Depuis presque un siècle, à côté du dispositif libéral (médecins installés en cabinet ou regroupés en maison de santé), les centres de santé proposent une offre de soin alternative.
Celle-ci s’appuie sur une organisation spécifique : accès au soin pour tous à travers le tiers payant, pratique articulée autour d’un projet de santé collectif puisque impliquant l’ensemble du personnel (administratif et soignant), coordination des soins et médecine d’équipe, place de la prévention dans le dispositif permettant la réalisation d’actions ciblées. Ça, c’est le cadre théorique, la conception de départ, ce qui fait l’intérêt de ce type de structures Mais qu’ils soient associatifs, mutualistes et même municipaux, les centres de santé sont en danger, parce qu’ils dérivent, eux aussi, vers une gestion comptable qui dénature le modèle et les objectifs de départ.
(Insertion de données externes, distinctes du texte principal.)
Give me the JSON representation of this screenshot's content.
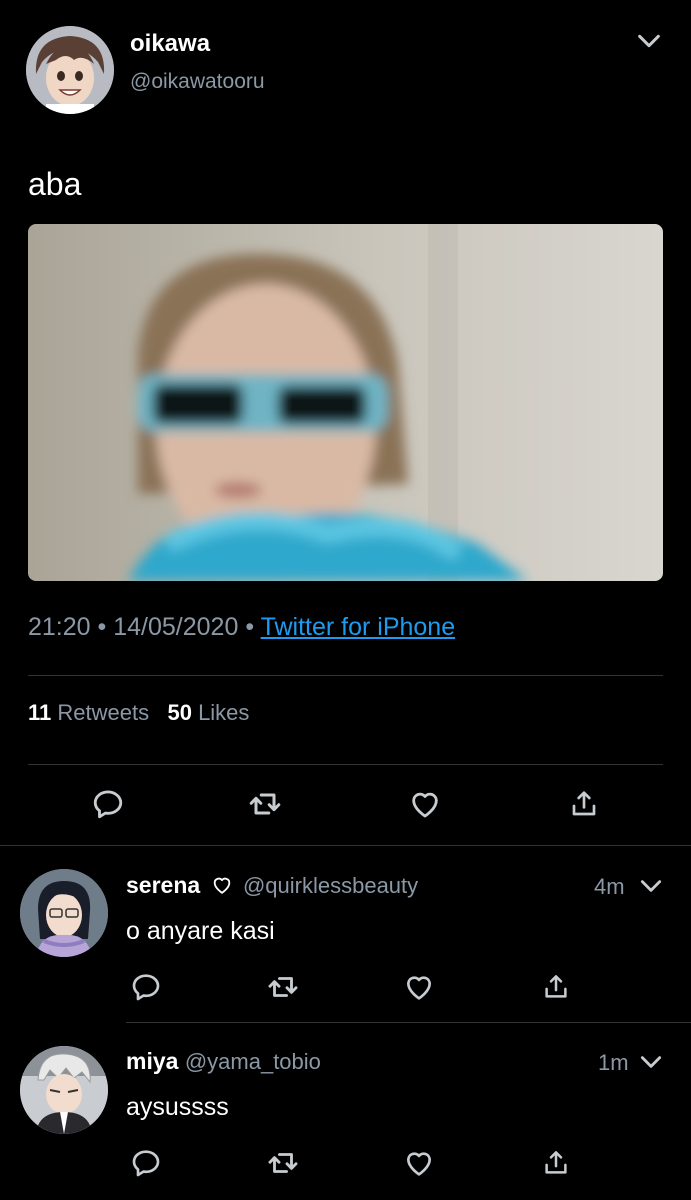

Le droit à se soigner ou le profit ?Organisation du soin axée sur la rentabilité, paiement à l’activité qui modifie forcément les choix thérapeutiques, modèle économique qui prend la place du projet de santé et qui détruit le fonctionnement collectif des équipes... Toutes ces dérives amènent les praticiens, les infirmières, les secrétaires à perdre le sens premier de leur travail : celui de l’accueil et du soin adapté, qui place le patient et sa demande au cœur du dispositif pour une réponse de qualité. Malheureusement, le gestionnaire devient tout puissant, avec ses recommandations économiques et financières, loin du soin et loin du patient. D’autant plus puissant qu’il agit dans un cadre de plus en plus défavorable à la résistance : emplois précaires, temps partiels ne permettant pas un investissement important des professionnels, rotations importantes, etc.Que faire ? Comme à l’hôpital, il faut rentrer dans un rapport de forces pour défendre notre outil de travail : refuser la taylorisation sous-tendue par les nouveaux modèles économiques, refuser le paiement à l’activité des praticiens, refuser le clivage par métier imposé par les gestionnaires qui désorganise le collectif. Se battre ensemble, tous personnels confondus et toutes structures confondues (municipales, mutualistes et associatives), pour que le centre de santé reste cette belle alternative collective qui plaçait la santé comme un droit au bien-être pour chacun et non comme un produit marchand, objet de profit.Le chemin sera long, étroit et laborieux tant il est à contre-sens des directives ministérielles actuelles, relayées par les ARS. Mais il est notre seul moyen de défendre cette conception des centres de santé, qui revendique le droit à une santé de qualité pour tous.